Prosseguindo nessa mesma seção, há ainda um texto de Ruy Fausto se posicionando no recente debate travado pelo crítico Roberto Schwarz e o músico Caetano Veloso. Em linhas gerais, Fausto procura mostrar que da mesma maneira que Schwarz se vale das relações entre política e estética para criticar o livro de Caetano, a relação entre política e estética também permitiria uma metacrítica a Schwarz.

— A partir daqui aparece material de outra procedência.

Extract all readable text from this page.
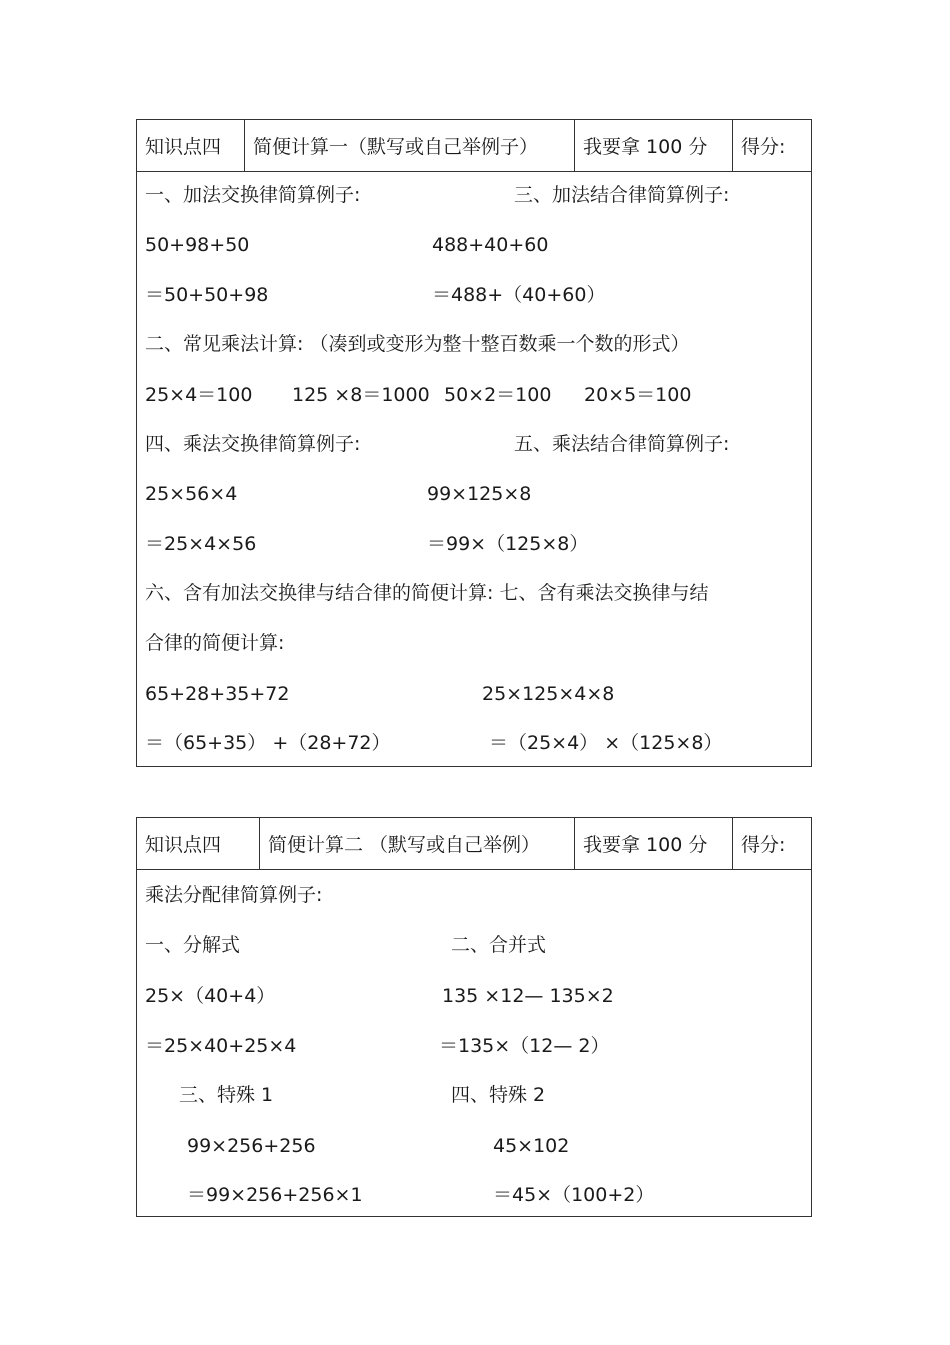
知识点四	简便计算一（默写或自己举例子）	我要拿 100 分	得分:
一、加法交换律简算例子:	三、加法结合律简算例子:
50+98+50	488+40+60
＝50+50+98	＝488+（40+60）
二、常见乘法计算: （凑到或变形为整十整百数乘一个数的形式）
25×4＝100 125 ×8＝1000 50×2＝100 20×5＝100
四、乘法交换律简算例子:	五、乘法结合律简算例子:
25×56×4	99×125×8
＝25×4×56	＝99×（125×8）
六、含有加法交换律与结合律的简便计算: 七、含有乘法交换律与结
合律的简便计算:
65+28+35+72	25×125×4×8
＝（65+35） +（28+72）	＝（25×4） ×（125×8）
知识点四	简便计算二 （默写或自己举例）	我要拿 100 分	得分:
乘法分配律简算例子:
一、分解式	二、合并式
25×（40+4）	135 ×12— 135×2
＝25×40+25×4	＝135×（12— 2）
三、特殊 1	四、特殊 2
99×256+256	45×102
＝99×256+256×1	＝45×（100+2）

Nessa medida, sem desconsiderar o acerto de diversos reparos de Schwarz ao livro de Caetano, Fausto previne, ao mesmo tempo, que determinadas censuras que o tropicalista faz às ilusões e às tendências totalitárias da esquerda antes, durante e após a ditadura têm muito mais sentido do que o crítico marxista gostaria de admitir - e acabariam atingindo as próprias posições de Schwarz. O ponto é que a prosa provocadora e polemista de Caetano muitas vezes necessita de uma “dupla leitura” para acertar as posições pontuais de um determinado trecho com o sentido mais geral do livro. Em suma, encontra-se aí um debate muito interessante, desafiando o confinamento de especialidades e competências em prol de uma questão carregada de generalidade.

O mesmo Alexandre nos traduz uma resenha escrita por Mélisande Labrande sobre o novo livro de Emmanuel Carrère, vencedor do prêmio Ronaudot, que se vale da ficção e da realidade - no caso, já por si bastante extravagante - para contar a vida dessa estranha figura que é o soviético Éduard Limonov.

Na nossa tradicional - mas nem um pouco tradicionalista - seção literária, temos um poema em prosa de Nuno Ramos e um poema de Edgard Lee Master (traduzido por Alexandre Barbosa e acompanhado de um vídeo de Daniel Nasser). No mais, remetemos à apresentação que precede à seção redigida por Marcela Vieira.

E, para encerrar mesmo a fatura, na seção em língua estrangeira, publicamos o original em francês da resenha de Mélisande Labrande.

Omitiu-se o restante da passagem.